Roque au Fabii was Darrow's friend at the Institute — the poet among wolves, the sensitive soul who found beauty in a world built on brutality. He was brilliant, both artistically and militarily, with a gift for fleet tactics that made him one of the Society's greatest admirals. When he discovered Darrow was a Red — that their entire friendship was built on a lie — something broke in Roque that could not be repaired. His betrayal of Darrow was not political calculation but personal devastation: the man he loved as a brother was a fiction, and that fiction had used him.
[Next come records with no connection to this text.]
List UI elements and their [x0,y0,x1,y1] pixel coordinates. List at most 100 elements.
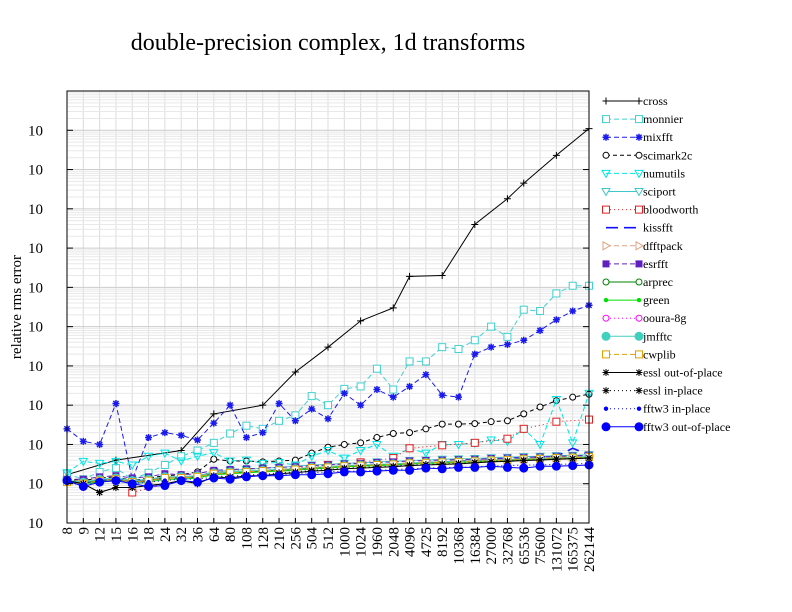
data-point-circle-open [635,278,643,286]
x-tick-label: 1024 [354,527,370,558]
data-point-triangle-down [323,447,333,456]
data-point-triangle-down [78,457,89,467]
data-point-star [291,417,299,425]
data-point-star [487,343,495,351]
data-point-star [569,307,577,315]
data-point-circle-open [455,420,462,428]
legend-label: sciport [643,185,676,199]
series-line [66,128,590,476]
x-tick-label: 2048 [386,527,402,557]
data-point-asterisk [552,455,560,463]
x-tick-label: 1000 [337,527,353,557]
x-tick-label: 128 [256,527,272,550]
y-axis-ticks: 10-1710-1610-1510-1410-1310-1210-1110-10… [28,123,589,532]
data-point-square [389,385,398,394]
data-point-circle-open [422,425,430,433]
data-point-square [568,281,577,290]
data-point-triangle-down-open [634,188,644,197]
legend-entry: fftw3 in-place [603,402,710,416]
data-point-circle-filled [535,461,545,471]
x-tick-label: 108 [239,527,255,550]
data-point-triangle-down [274,458,284,468]
data-point-triangle-down-open [601,188,611,197]
data-point-square [536,307,545,316]
legend-entry: ooura-8g [602,311,686,325]
data-point-circle-filled [258,471,268,481]
legend-label: esrfft [643,257,669,271]
data-point-asterisk [520,456,528,464]
x-tick-label: 16 [125,527,141,543]
data-point-triangle-down [176,457,187,466]
y-tick-label: 10 [28,280,43,296]
data-point-circle-filled [241,472,251,482]
data-point-square [405,357,414,366]
data-point-triangle-down [339,454,350,464]
x-tick-label: 210 [272,527,288,550]
data-point-asterisk [602,369,610,376]
data-point-triangle-right-open [602,240,612,251]
data-point-star [406,382,414,390]
data-point-dot [636,406,642,411]
legend-entry: cwplib [602,347,676,361]
x-tick-label: 131072 [549,527,565,572]
data-point-triangle-down [634,169,644,179]
data-point-asterisk [96,488,104,496]
data-point-star [602,133,610,141]
data-point-plus [602,97,610,105]
legend-entry: dfftpack [602,239,683,253]
data-point-square [635,205,643,214]
data-point-square [519,305,528,314]
data-point-plus [112,456,120,464]
data-point-circle-open [569,393,577,401]
data-point-circle-filled [209,473,219,483]
data-point-square [438,343,447,352]
data-point-triangle-down [421,449,431,459]
y-tick-label: 10 [28,202,43,218]
data-point-circle-filled [454,462,463,472]
data-point-star [373,386,381,394]
data-point-triangle-down [486,436,496,445]
data-point-star [471,350,479,358]
x-tick-label: 75600 [533,527,549,565]
legend-label: jmfftc [642,329,672,343]
y-tick-label: 10 [28,359,43,375]
data-point-square [503,332,512,341]
data-point-circle-open [635,151,643,159]
data-point-asterisk [438,460,446,468]
legend-entry: esrfft [602,257,669,271]
data-point-circle-filled [78,481,88,491]
data-point-triangle-down [372,440,382,450]
x-tick-label: 10368 [452,527,468,565]
data-point-circle-open [536,403,544,411]
data-point-asterisk [635,387,643,395]
data-point-circle-open [438,420,446,428]
data-point-square [275,416,284,425]
data-point-square [503,434,512,443]
legend-entry: bloodworth [602,203,698,217]
data-point-square [438,441,447,450]
data-point-triangle-down [535,440,545,450]
x-tick-label: 16384 [468,527,484,565]
data-point-circle-filled [519,463,529,473]
data-point-circle-open [520,410,528,418]
data-point-circle-open [602,278,610,286]
legend-entry: scimark2c [602,148,692,162]
data-point-plus [471,220,479,228]
data-point-circle-filled [470,462,480,472]
data-point-star [438,391,446,399]
data-point-star [194,436,201,444]
data-point-star [210,419,218,427]
data-point-circle-filled [486,461,496,471]
grid [66,90,590,524]
data-point-circle-filled [193,477,202,487]
data-point-circle-filled [323,469,333,479]
x-tick-label: 8192 [435,527,451,557]
x-tick-label: 18 [142,527,158,542]
data-point-plus [389,304,397,312]
y-tick-label: 10 [28,320,43,336]
data-point-plus [503,195,511,203]
legend-label: arprec [643,275,673,289]
legend-entry: numutils [601,166,685,180]
data-point-triangle-down [241,456,252,466]
data-point-square [454,344,463,353]
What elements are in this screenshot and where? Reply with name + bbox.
He joined the Society's fleet, became Octavia's admiral, and fought the Rising with the methodical precision of someone who has replaced grief with duty. He killed himself after his fleet's defeat rather than be taken prisoner, composing his final words as poetry. Roque's tragedy is that he was right to feel betrayed and wrong about everything he did with that feeling. In another life, he and Darrow could have been what they pretended to be: brothers.
Classically handsome with refined, almost delicate features for a Gold — dark hair, thoughtful eyes, a mouth more suited to reciting verse than giving battle orders. Lean and graceful rather than massive. Carries himself with a poet's melancholy, an elegance that reads as aristocratic remove. His fleet admiral's uniform sits on him like a costume he never quite chose.